If you aren’t familiar with Brandon Bryant, he’s an absolute freak of a physical specimen and safety for the Mississippi State Bulldogs who recently applied for the 2018 NFL Supplemental Draft.

Bryant was listed as such on a list of the most freakish college athletes from the 2017 season, grouped with elite athletes like Saquon Barkley, Vita Vea, and Christian Wilkins among others.

Bryant regularly runs the 40-yard dash under 4.3 seconds, deadlifts 600 lbs and squats 450 lbs. You’re unlikely to find a more ridiculous combination of strength and speed on the entire Bengals roster, if not the entire NFL.

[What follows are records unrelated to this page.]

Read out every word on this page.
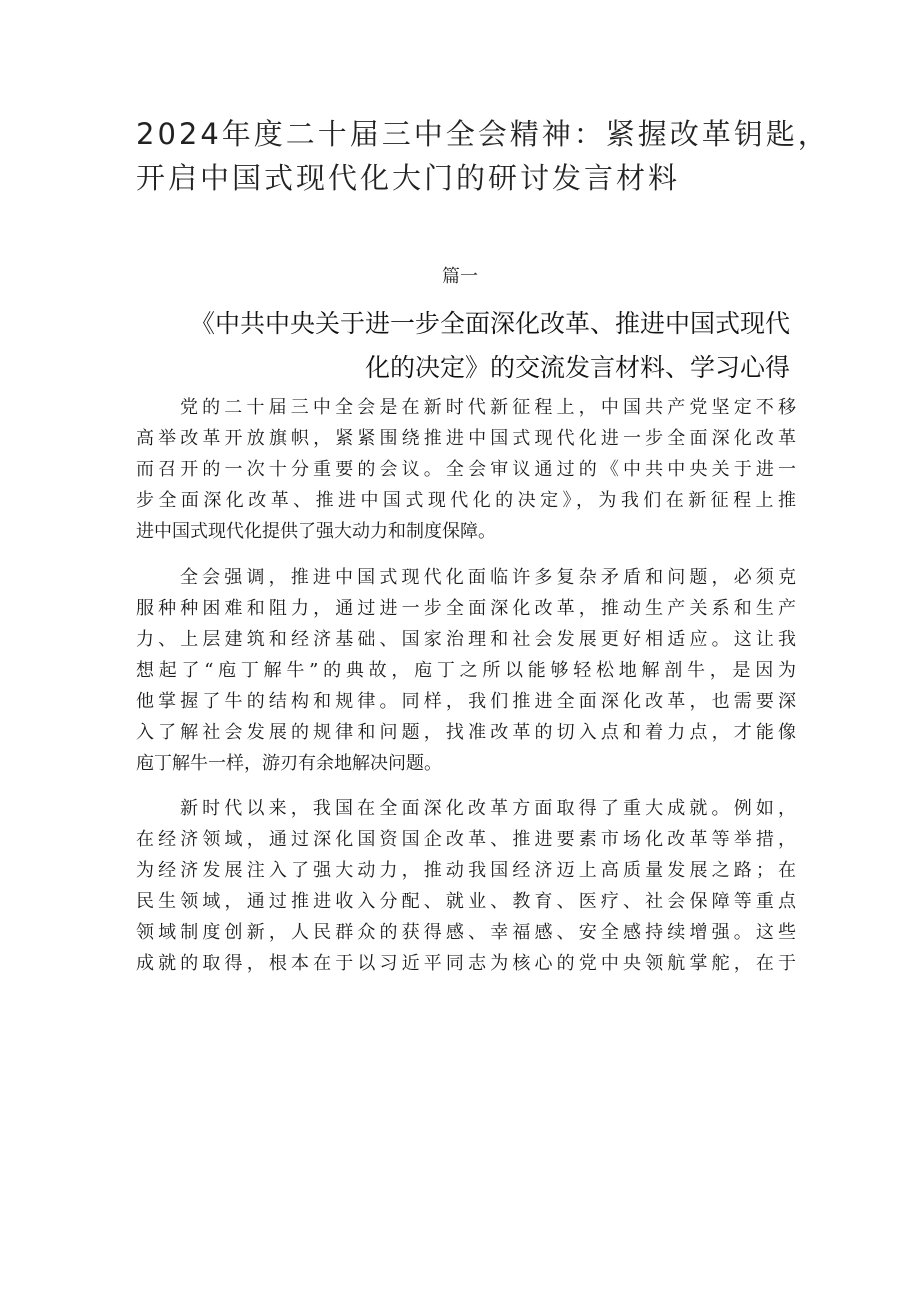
2024年度二十届三中全会精神：紧握改革钥匙，
开启中国式现代化大门的研讨发言材料
篇一
《中共中央关于进一步全面深化改革、推进中国式现代
化的决定》的交流发言材料、学习心得

党的二十届三中全会是在新时代新征程上，中国共产党坚定不移
高举改革开放旗帜，紧紧围绕推进中国式现代化进一步全面深化改革
而召开的一次十分重要的会议。全会审议通过的《中共中央关于进一
步全面深化改革、推进中国式现代化的决定》，为我们在新征程上推
进中国式现代化提供了强大动力和制度保障。

全会强调，推进中国式现代化面临许多复杂矛盾和问题，必须克
服种种困难和阻力，通过进一步全面深化改革，推动生产关系和生产
力、上层建筑和经济基础、国家治理和社会发展更好相适应。这让我
想起了“庖丁解牛”的典故，庖丁之所以能够轻松地解剖牛，是因为
他掌握了牛的结构和规律。同样，我们推进全面深化改革，也需要深
入了解社会发展的规律和问题，找准改革的切入点和着力点，才能像
庖丁解牛一样，游刃有余地解决问题。

新时代以来，我国在全面深化改革方面取得了重大成就。例如，
在经济领域，通过深化国资国企改革、推进要素市场化改革等举措，
为经济发展注入了强大动力，推动我国经济迈上高质量发展之路；在
民生领域，通过推进收入分配、就业、教育、医疗、社会保障等重点
领域制度创新，人民群众的获得感、幸福感、安全感持续增强。这些
成就的取得，根本在于以习近平同志为核心的党中央领航掌舵，在于
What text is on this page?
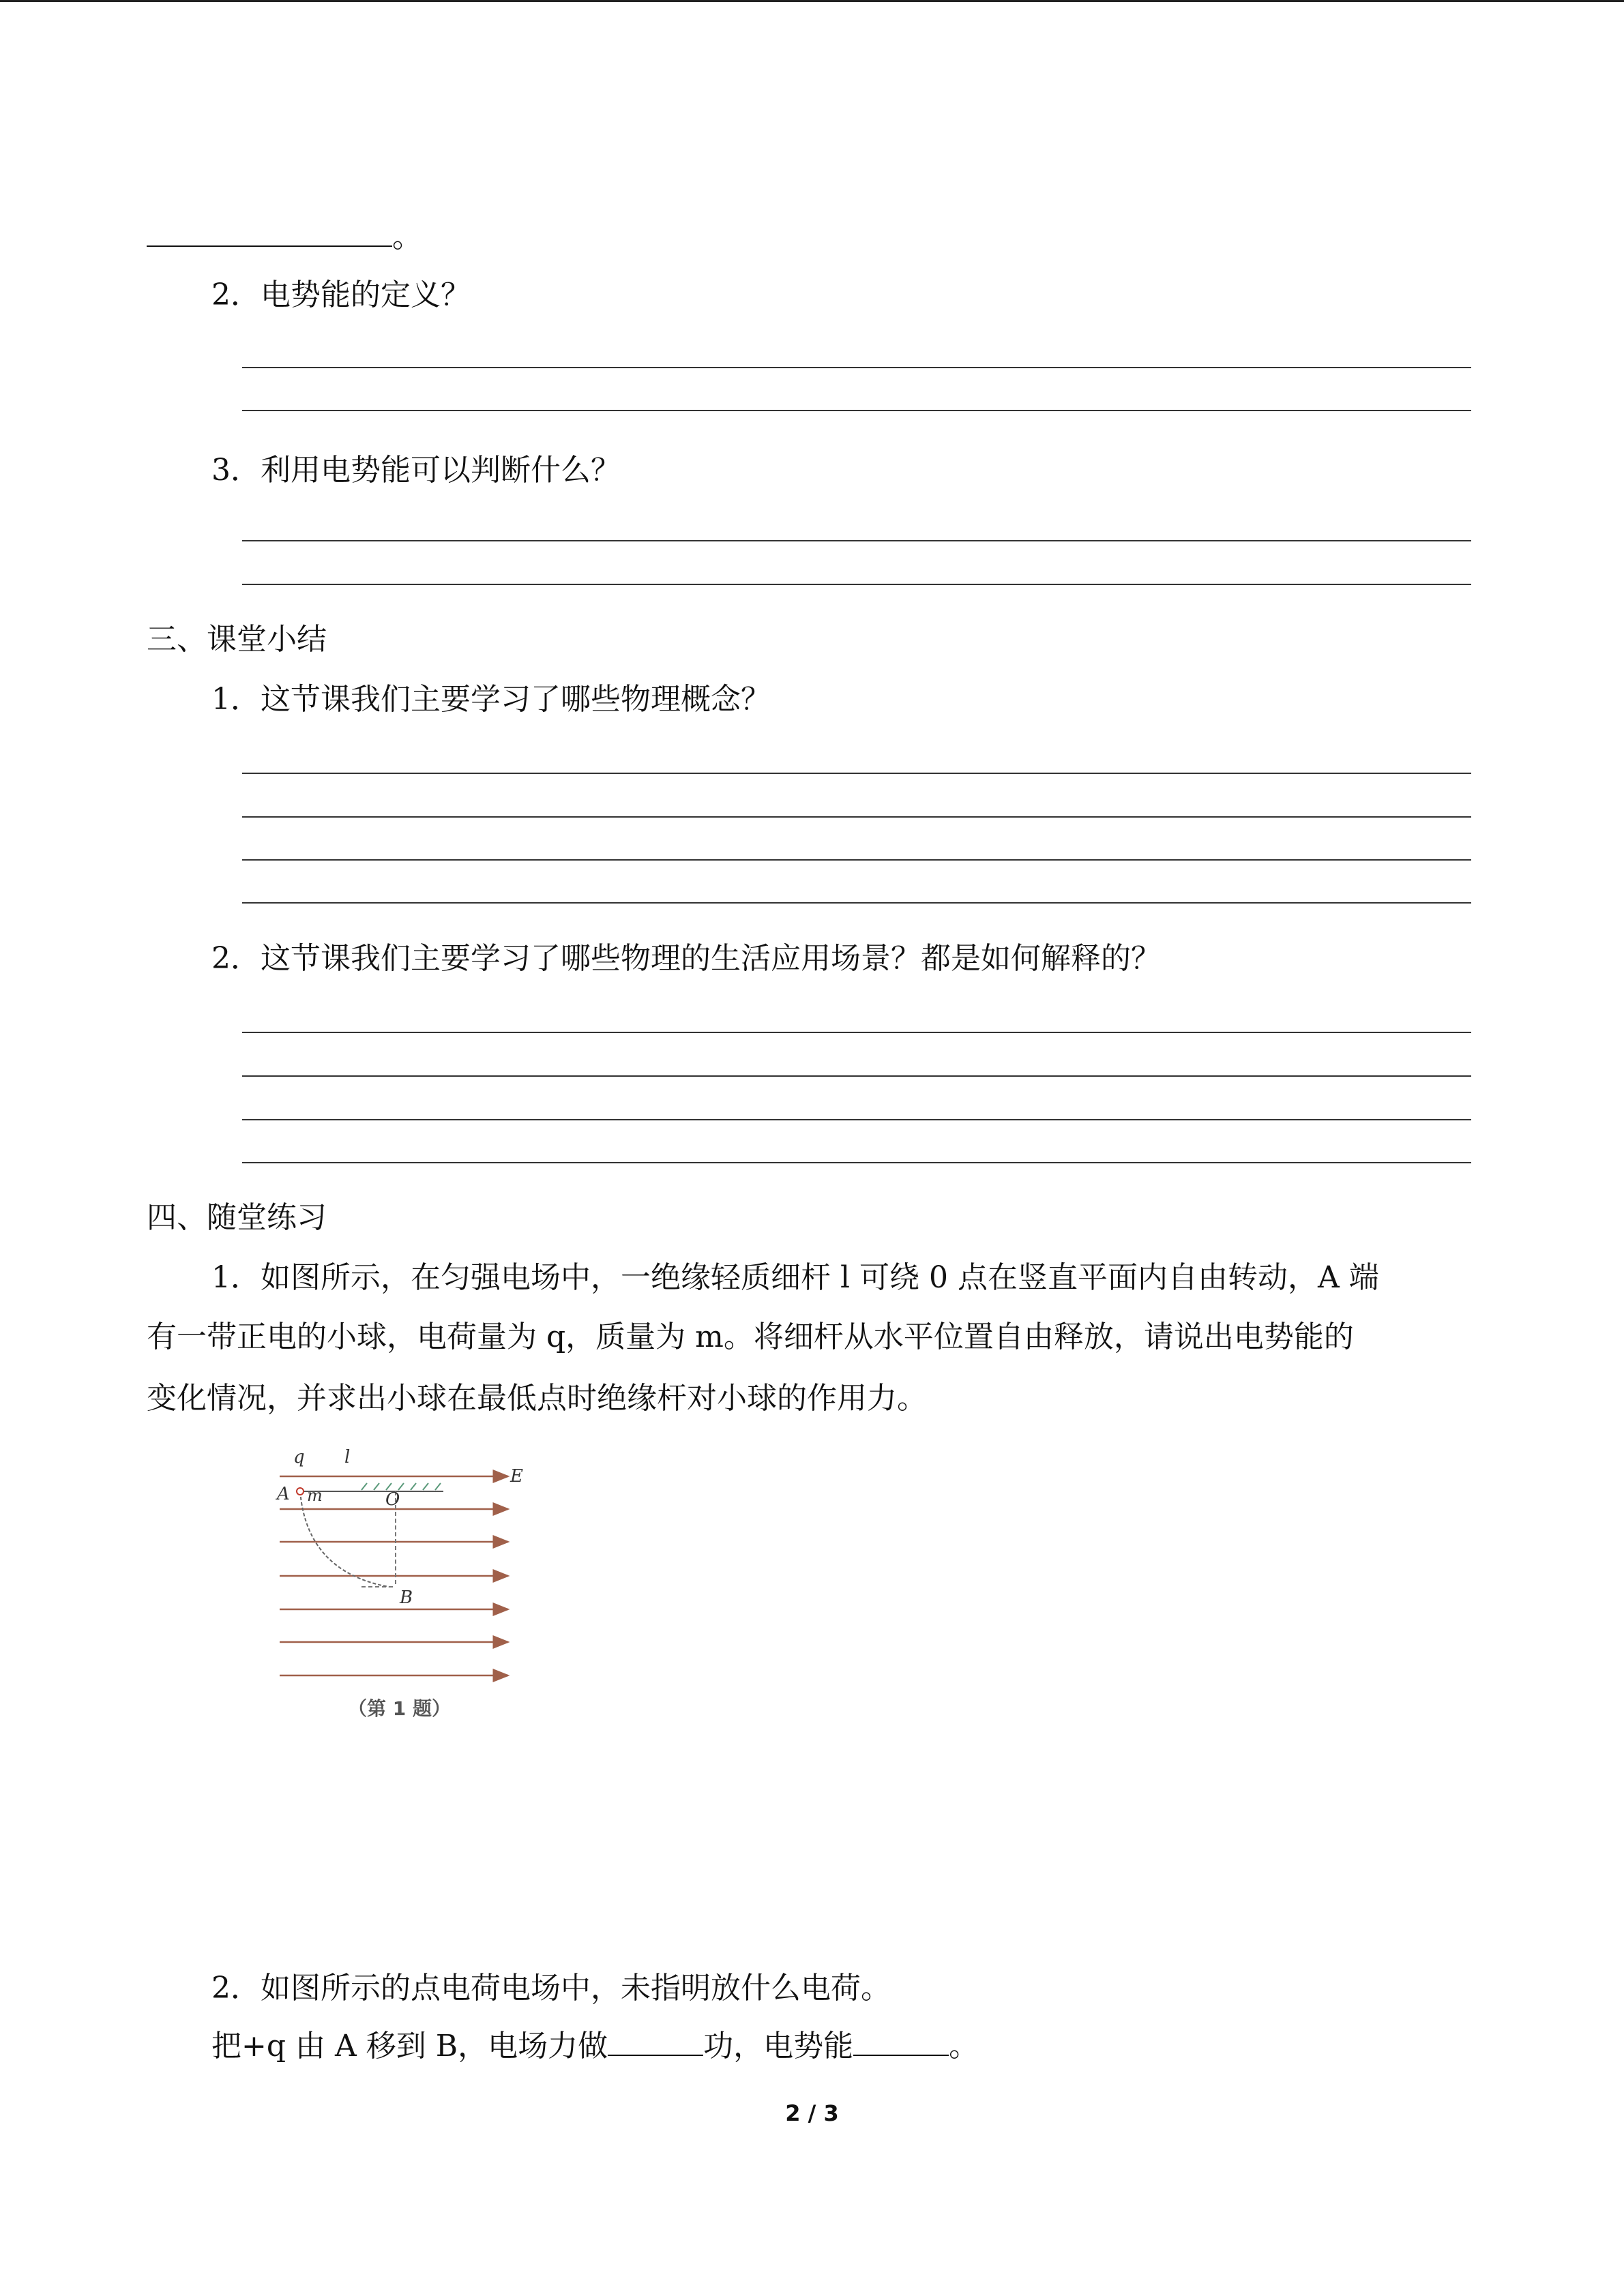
。
2．电势能的定义？
3．利用电势能可以判断什么？
三、课堂小结
1．这节课我们主要学习了哪些物理概念？
2．这节课我们主要学习了哪些物理的生活应用场景？都是如何解释的？
四、随堂练习
1．如图所示，在匀强电场中，一绝缘轻质细杆 l 可绕 0 点在竖直平面内自由转动，A 端
有一带正电的小球，电荷量为 q，质量为 m。将细杆从水平位置自由释放，请说出电势能的
变化情况，并求出小球在最低点时绝缘杆对小球的作用力。
q l
E
A m	O
B
（第 1 题）
2．如图所示的点电荷电场中，未指明放什么电荷。
把+q 由 A 移到 B，电场力做	功，电势能	。
2 / 3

Despite the absurd speed and power, Bryant wasn’t exactly the model of production while at Mississippi State, only accumulating 32 tackles (13 solo) over 11 games played this past season.

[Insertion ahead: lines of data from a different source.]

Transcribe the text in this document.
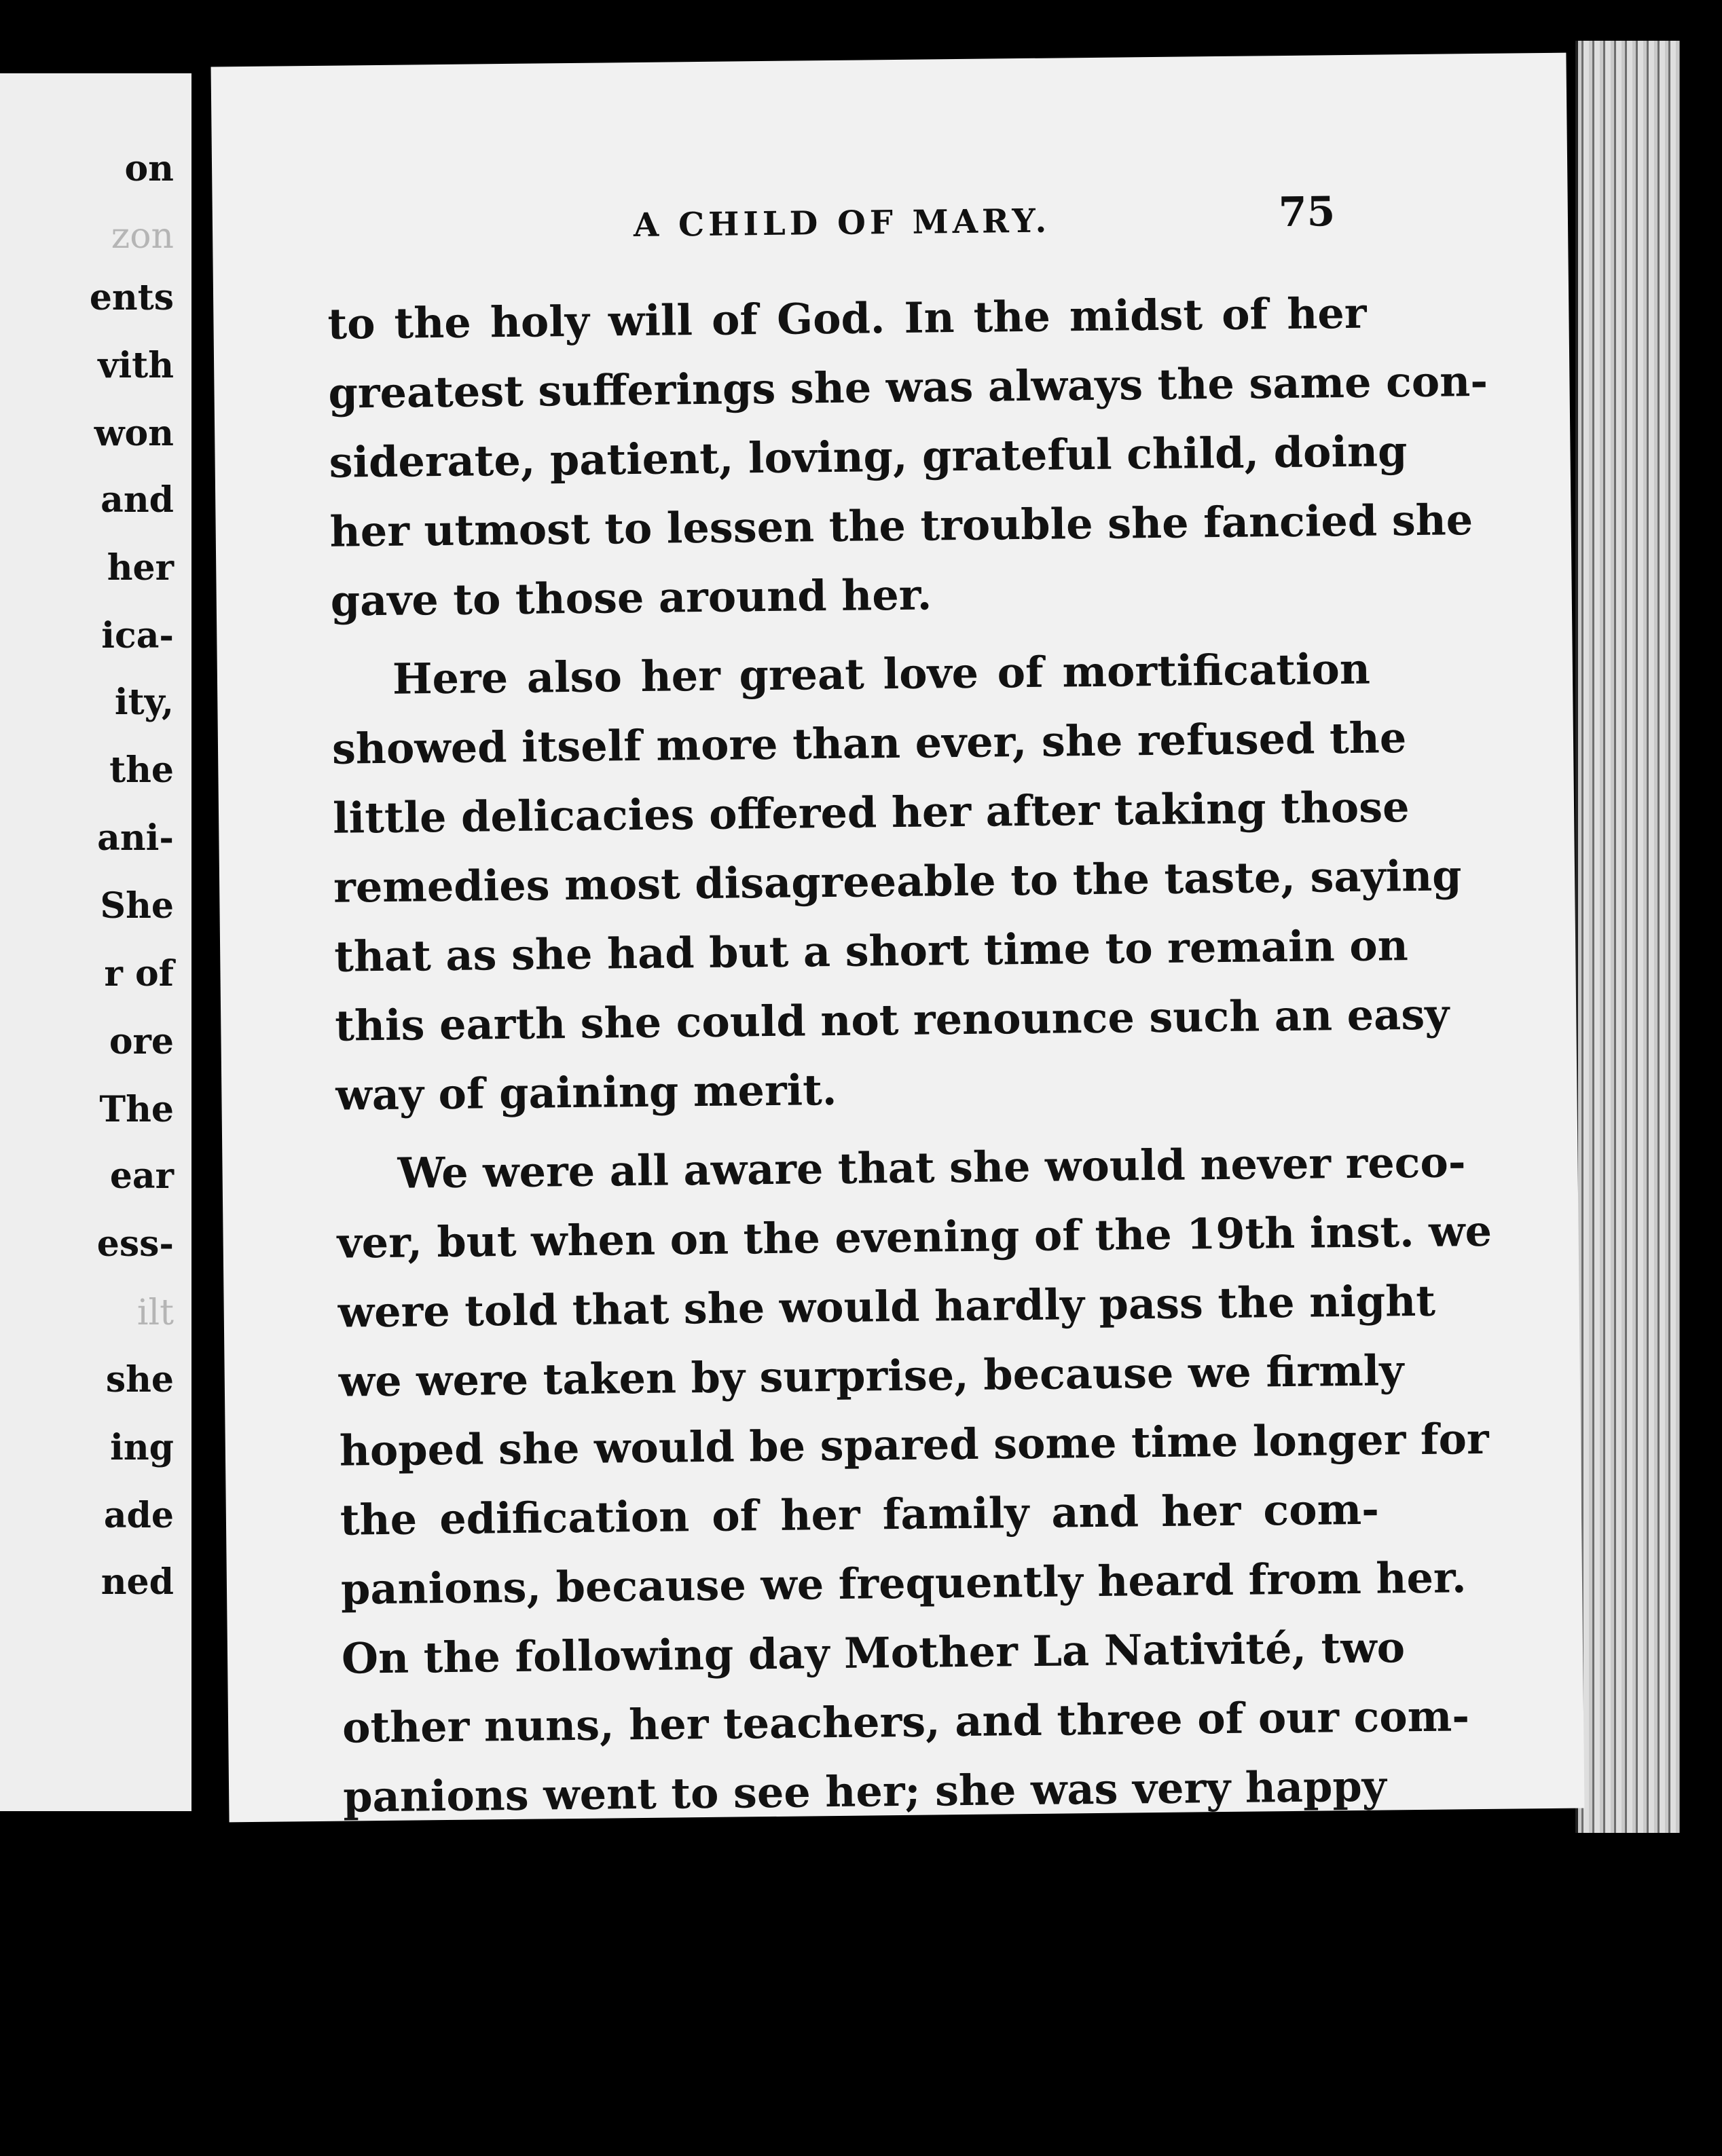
on
zon
ents
vith
won
and
her
ica-
ity,
the
ani-
She
r of
ore
The
ear
ess-
ilt
she
ing
ade
ned
A CHILD OF MARY.	75
to the holy will of God. In the midst of her
greatest sufferings she was always the same con-
siderate, patient, loving, grateful child, doing
her utmost to lessen the trouble she fancied she
gave to those around her.
Here also her great love of mortification
showed itself more than ever, she refused the
little delicacies offered her after taking those
remedies most disagreeable to the taste, saying
that as she had but a short time to remain on
this earth she could not renounce such an easy
way of gaining merit.
We were all aware that she would never reco-
ver, but when on the evening of the 19th inst. we
were told that she would hardly pass the night
we were taken by surprise, because we firmly
hoped she would be spared some time longer for
the edification of her family and her com-
panions, because we frequently heard from her.
On the following day Mother La Nativité, two
other nuns, her teachers, and three of our com-
panions went to see her; she was very happy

Those 32 tackles were good for 10th on the Bulldogs, and were only half of the 60+ tackles he recorded both as a freshman and a sophomore. He only topped three tackles in three of the eleven games he played in this year.

Bryant did not enter the draft as a junior following the 2018 season, but academic reasons kept him out Mississippi State’s spring practices. In April, he announced his decision to leave the Bulldogs, and in June he entered the supplemental draft.

Any selection a team makes in the supplemental draft comes at the cost of a draft pick in the next NFL Draft of the same round. For example, if the Bengals select Bryant with a fourth-round pick in the supplemental draft, they will lose their fourth-round pick next April.

The Bengals last dabbled in the supplemental draft when they selected linebacker Ahmad Brooks from Virginia with a third-round pick. Brooks had a nondescript pair of seasons with the Bengals, but became a successful linebacker for the 49ers, making a Pro Bowl appearance and carving out an 11-year career.

The primary concern with Bryant is that he may turn out to be another SPARQ champion like Taylor Mays or Margus Hunt, who just doesn’t have the feel or instincts to be an effective NFL safety.

But at the cost of a seventh-round pick, it may be worth it to add another option in the secondary and see if the Bengals can find a special teams player who could potentially develop into a role on defense as a safety or even in a safety/linebacker type of hybrid spot.